In 2016, with the encouragement of longtime friends, Daughters, An Albatross were billed in Philadelphia, alongside the Providence group for the first time in five years. This show subsequently spawned a string of regional & East Coast dates including an appearance at the 2017 Pop Montreal festival. Presently the band is working in the studio with plans to return to Europe for a summer 2018 tour.

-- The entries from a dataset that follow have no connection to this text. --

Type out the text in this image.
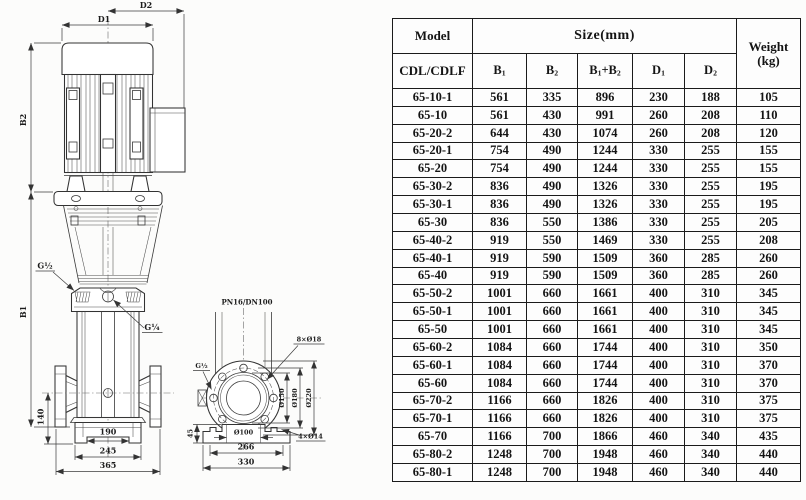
D1
D2
B2
B1
G½
G¼
140
190
245
365
PN16/DN100
8×Ø18
G½
Ø150 Ø180 Ø220
Ø100
45
266
330
4×Ø14
Model	Size(mm)					Weight
(kg)
CDL/CDLF	$B_1$	$B_2$	$B_1+B_2$	$D_1$	$D_2$
65-10-1	561	335	896	230	188	105
65-10	561	430	991	260	208	110
65-20-2	644	430	1074	260	208	120
65-20-1	754	490	1244	330	255	155
65-20	754	490	1244	330	255	155
65-30-2	836	490	1326	330	255	195
65-30-1	836	490	1326	330	255	195
65-30	836	550	1386	330	255	205
65-40-2	919	550	1469	330	255	208
65-40-1	919	590	1509	360	285	260
65-40	919	590	1509	360	285	260
65-50-2	1001	660	1661	400	310	345
65-50-1	1001	660	1661	400	310	345
65-50	1001	660	1661	400	310	345
65-60-2	1084	660	1744	400	310	350
65-60-1	1084	660	1744	400	310	370
65-60	1084	660	1744	400	310	370
65-70-2	1166	660	1826	400	310	375
65-70-1	1166	660	1826	400	310	375
65-70	1166	700	1866	460	340	435
65-80-2	1248	700	1948	460	340	440
65-80-1	1248	700	1948	460	340	440
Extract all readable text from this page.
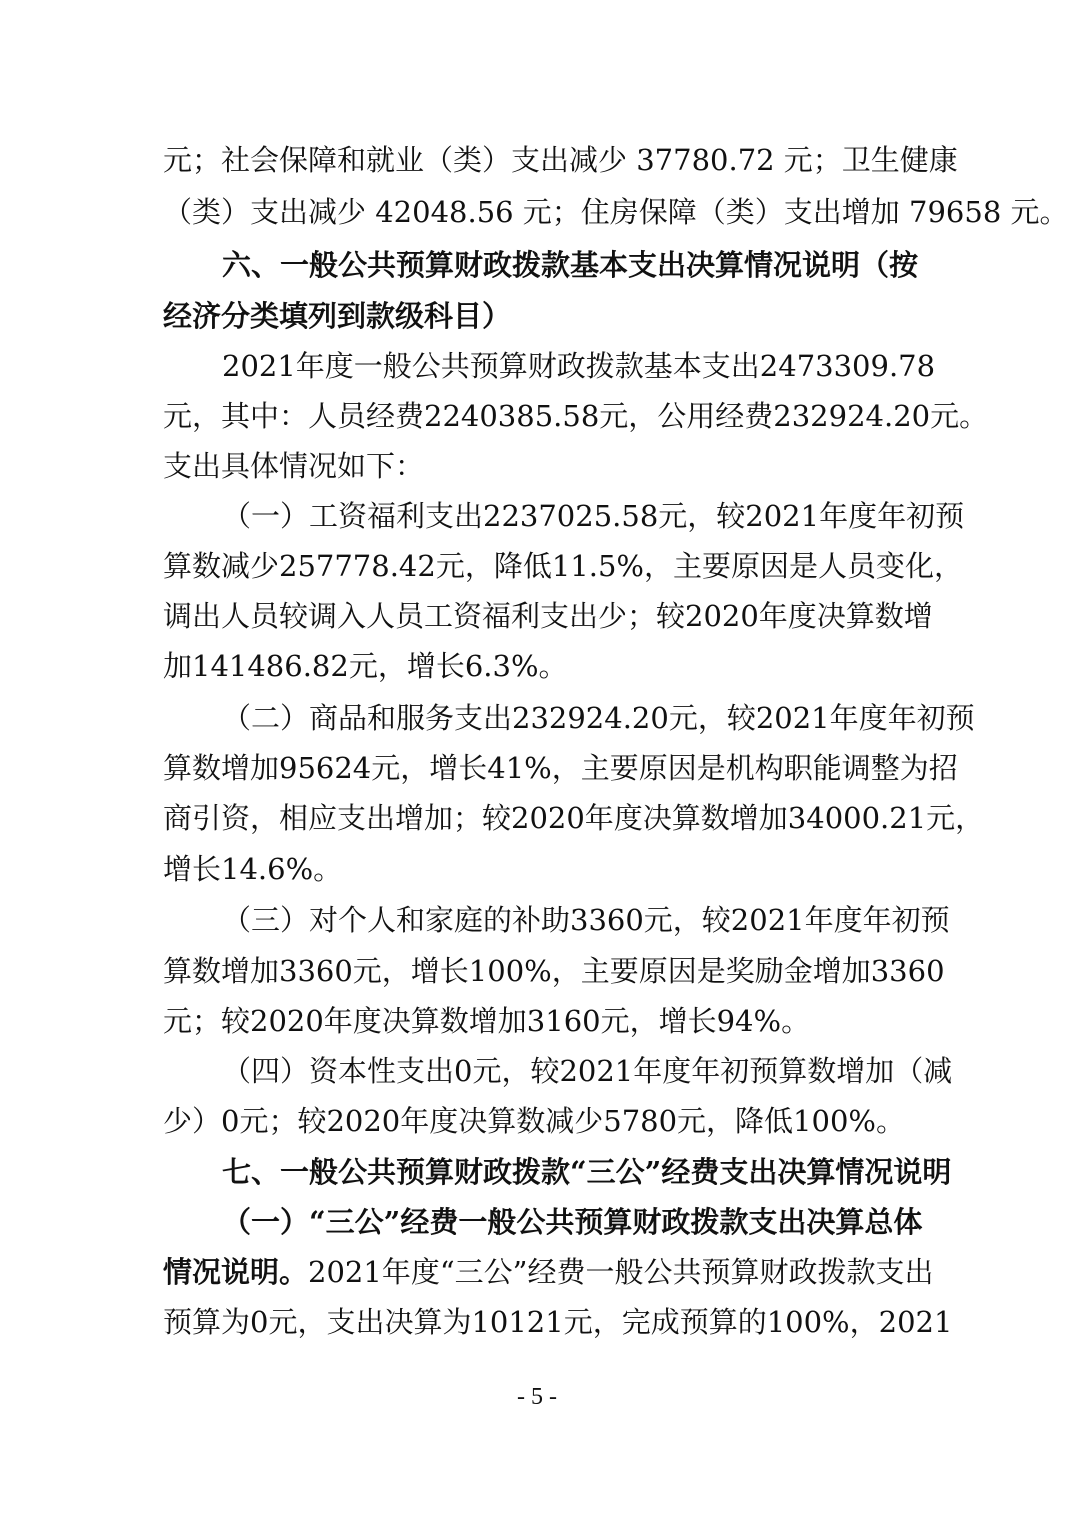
元；社会保障和就业（类）支出减少 37780.72 元；卫生健康
（类）支出减少 42048.56 元；住房保障（类）支出增加 79658 元。
六、一般公共预算财政拨款基本支出决算情况说明（按
经济分类填列到款级科目）
2021年度一般公共预算财政拨款基本支出2473309.78
元，其中：人员经费2240385.58元，公用经费232924.20元。
支出具体情况如下：
（一）工资福利支出2237025.58元，较2021年度年初预
算数减少257778.42元，降低11.5%，主要原因是人员变化，
调出人员较调入人员工资福利支出少；较2020年度决算数增
加141486.82元，增长6.3%。
（二）商品和服务支出232924.20元，较2021年度年初预
算数增加95624元，增长41%，主要原因是机构职能调整为招
商引资，相应支出增加；较2020年度决算数增加34000.21元，
增长14.6%。
（三）对个人和家庭的补助3360元，较2021年度年初预
算数增加3360元，增长100%，主要原因是奖励金增加3360
元；较2020年度决算数增加3160元，增长94%。
（四）资本性支出0元，较2021年度年初预算数增加（减
少）0元；较2020年度决算数减少5780元，降低100%。
七、一般公共预算财政拨款“三公”经费支出决算情况说明
（一）“三公”经费一般公共预算财政拨款支出决算总体
情况说明。2021年度“三公”经费一般公共预算财政拨款支出
预算为0元，支出决算为10121元，完成预算的100%，2021
- 5 -
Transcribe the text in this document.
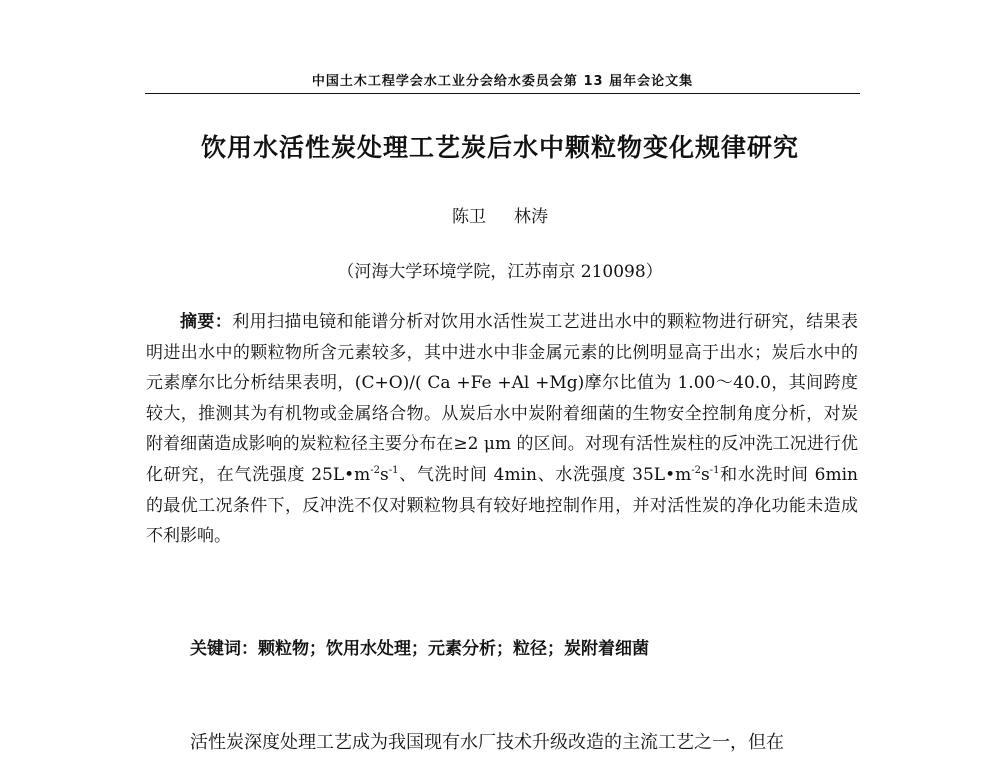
中国土木工程学会水工业分会给水委员会第 13 届年会论文集
饮用水活性炭处理工艺炭后水中颗粒物变化规律研究
陈卫 林涛
（河海大学环境学院，江苏南京 210098）
摘要：利用扫描电镜和能谱分析对饮用水活性炭工艺进出水中的颗粒物进行研究，结果表明进出水中的颗粒物所含元素较多，其中进水中非金属元素的比例明显高于出水；炭后水中的元素摩尔比分析结果表明，(C+O)/( Ca +Fe +Al +Mg)摩尔比值为 1.00～40.0，其间跨度较大，推测其为有机物或金属络合物。从炭后水中炭附着细菌的生物安全控制角度分析，对炭附着细菌造成影响的炭粒粒径主要分布在≥2 μm 的区间。对现有活性炭柱的反冲洗工况进行优化研究，在气洗强度 $25L•m^{-2}s^{-1}$、气洗时间 4min、水洗强度 $35L•m^{-2}s^{-1}$和水洗时间 6min 的最优工况条件下，反冲洗不仅对颗粒物具有较好地控制作用，并对活性炭的净化功能未造成不利影响。
关键词：颗粒物；饮用水处理；元素分析；粒径；炭附着细菌
活性炭深度处理工艺成为我国现有水厂技术升级改造的主流工艺之一，但在
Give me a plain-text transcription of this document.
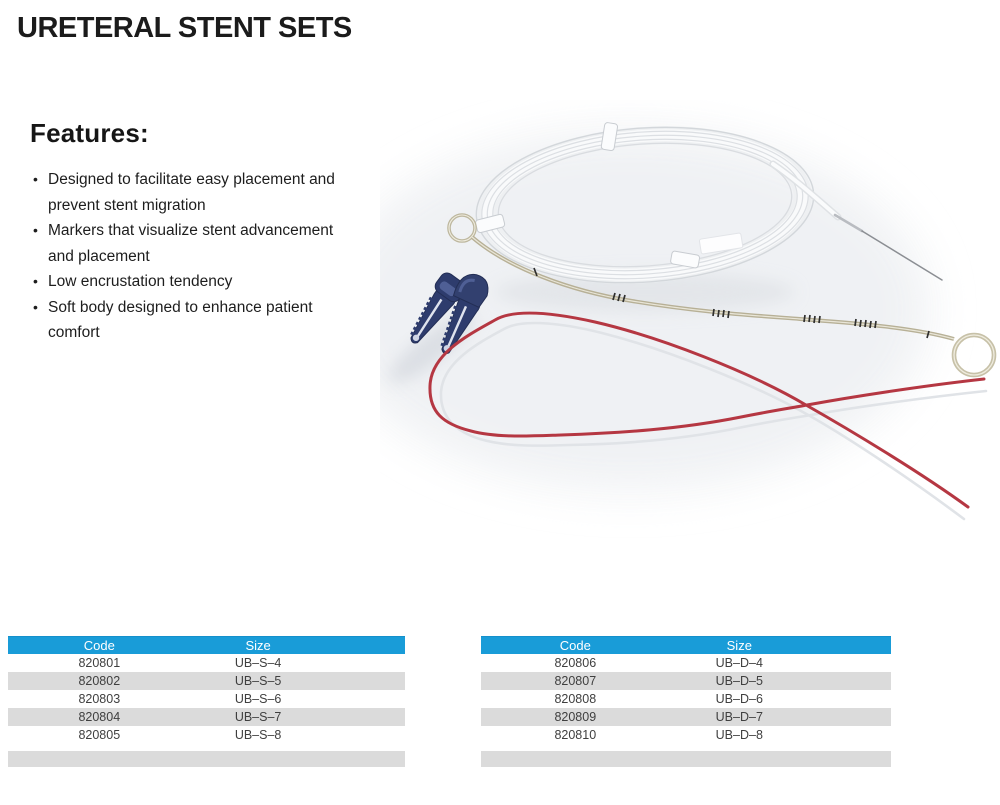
URETERAL STENT SETS
Features:
• Designed to facilitate easy placement and prevent stent migration
• Markers that visualize stent advancement and placement
• Low encrustation tendency
• Soft body designed to enhance patient comfort
Code	Size	
820801	UB–S–4	
820802	UB–S–5	
820803	UB–S–6	
820804	UB–S–7	
820805	UB–S–8	
Code	Size	
820806	UB–D–4	
820807	UB–D–5	
820808	UB–D–6	
820809	UB–D–7	
820810	UB–D–8	
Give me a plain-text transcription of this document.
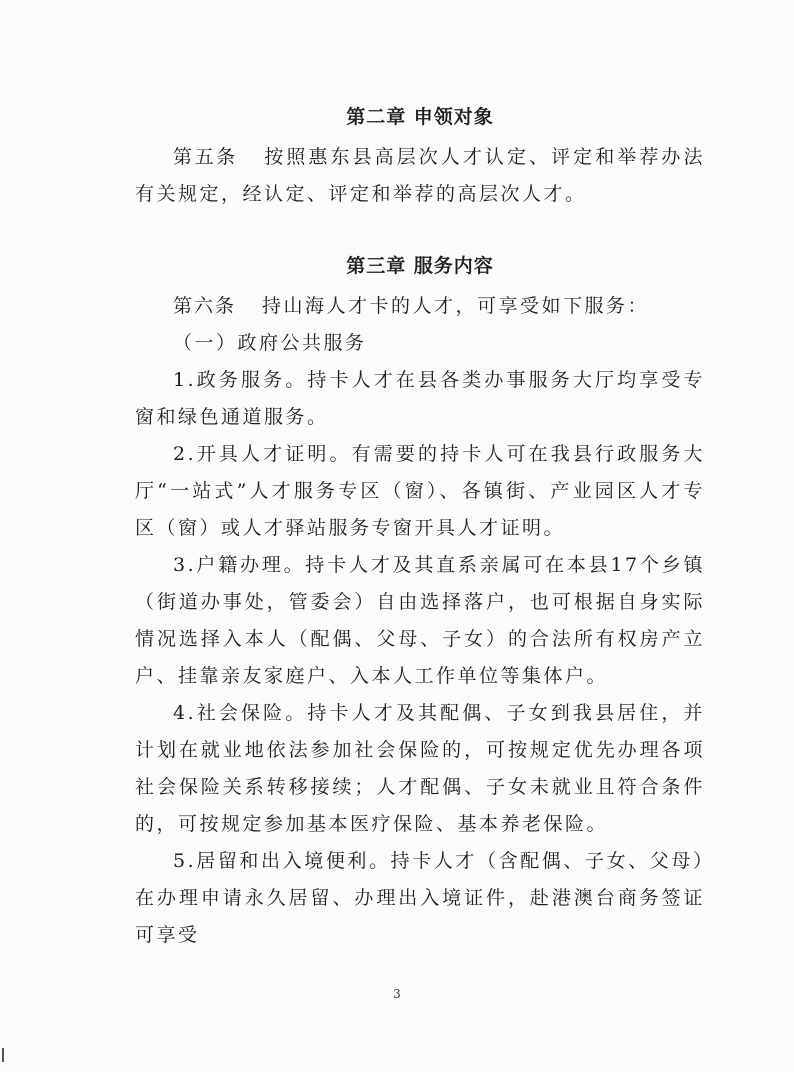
第二章 申领对象

第五条 按照惠东县高层次人才认定、评定和举荐办法有关规定，经认定、评定和举荐的高层次人才。

第三章 服务内容

第六条 持山海人才卡的人才，可享受如下服务：

（一）政府公共服务

1.政务服务。持卡人才在县各类办事服务大厅均享受专窗和绿色通道服务。

2.开具人才证明。有需要的持卡人可在我县行政服务大厅“一站式”人才服务专区（窗）、各镇街、产业园区人才专区（窗）或人才驿站服务专窗开具人才证明。

3.户籍办理。持卡人才及其直系亲属可在本县17个乡镇（街道办事处，管委会）自由选择落户，也可根据自身实际情况选择入本人（配偶、父母、子女）的合法所有权房产立户、挂靠亲友家庭户、入本人工作单位等集体户。

4.社会保险。持卡人才及其配偶、子女到我县居住，并计划在就业地依法参加社会保险的，可按规定优先办理各项社会保险关系转移接续；人才配偶、子女未就业且符合条件的，可按规定参加基本医疗保险、基本养老保险。

5.居留和出入境便利。持卡人才（含配偶、子女、父母）在办理申请永久居留、办理出入境证件，赴港澳台商务签证可享受

3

In July 2020, they released their EP Return of the Lazer Viking.

==Members==

- Current
- Edward B. Gieda III – vocals (1999–present)
- Jason Hudak – bass (1999–present)
- Daniel Kishbaugh – guitar (2017–present)
- Steven Vaiani – drums (2006–present)
- Kat Paffett – synth (2002–08, 2016–present)
- Bubba Ayoub – synth & projections (2017–present)

- Former & Revolving
- Phillip Reynolds Price – organ, synth (1999-2010)
- Christopher Abbott – drums (1999-2002)
- Jake Lisowski – guitar (1999-2008)
- Jeremy Gewertz – drums (2002-2005)
- Kyle Fisher – organ, synth
- Ed Klinger – drums (2005-2006)
- Daniel Schlett – guitar (2007-2009)
- Jeff Gregorio – Saxophone
- Jonathan Novakovich
- Robert Stitzer
- Carl Golembeski

==Discography==

=== Studio albums ===

| Title | Album details |
|---|---|
| Eat Lightning, Shit Thunder! | Released: 2001; Label: When Humans Attack! Records and Bloodlink Records; |
| We Are the Lazer Viking | Released: 2003; Label: Ace Fu Records; |
| Blessphemy...of the Peace Beast Feastgiver and the Bear Warp Kumite | Released: June 27, 2006; Label: Ace Fu Records; |
| The An Albatross Family Album | Released: October 21, 2008; Label: Eyeball Records; |

=== Live albums ===

| Title | Album details |
|---|---|
| Freedom Summer Live | Released: 2005; Label: Kitty Play Records; |
| London:Live | Released: 2009; Label: Kitty Play Records; |

=== EPs / Splits ===

| Title | Album details |
|---|---|
| An Albatross / XBXRX split 7-inch | Released: 2004; Label: GSL Records; |
| Return of the Lazer Viking | Released: July 15, 2020; Label: Electric Suits 23; |

=== Demos ===

- 1.)Sex 2.)Bird 3.)Cake (Cassette tape – 1999)
- An Albatross & Carl G. (3" CD's – tour only 2000)

=== Other appearances ===

- Hoags 2xCD – "Channel 96.2" (2003)

==Videography==
- Godass Soundtrack (2000) Directed by Esther Bell
- Presto Majesto (2003) – Included as part of the bonus material on the We Are the Lazer Viking CD, along with several videos of live performances.
- Lab Results Volume One (2006) – A collection of videos and live performances from Gold Standard Labs Records artists.
- Kevin Dougherty Presents (2006) – A collection of animations & edited/raw live footage from local shows & rehearsals. Available on tour-only.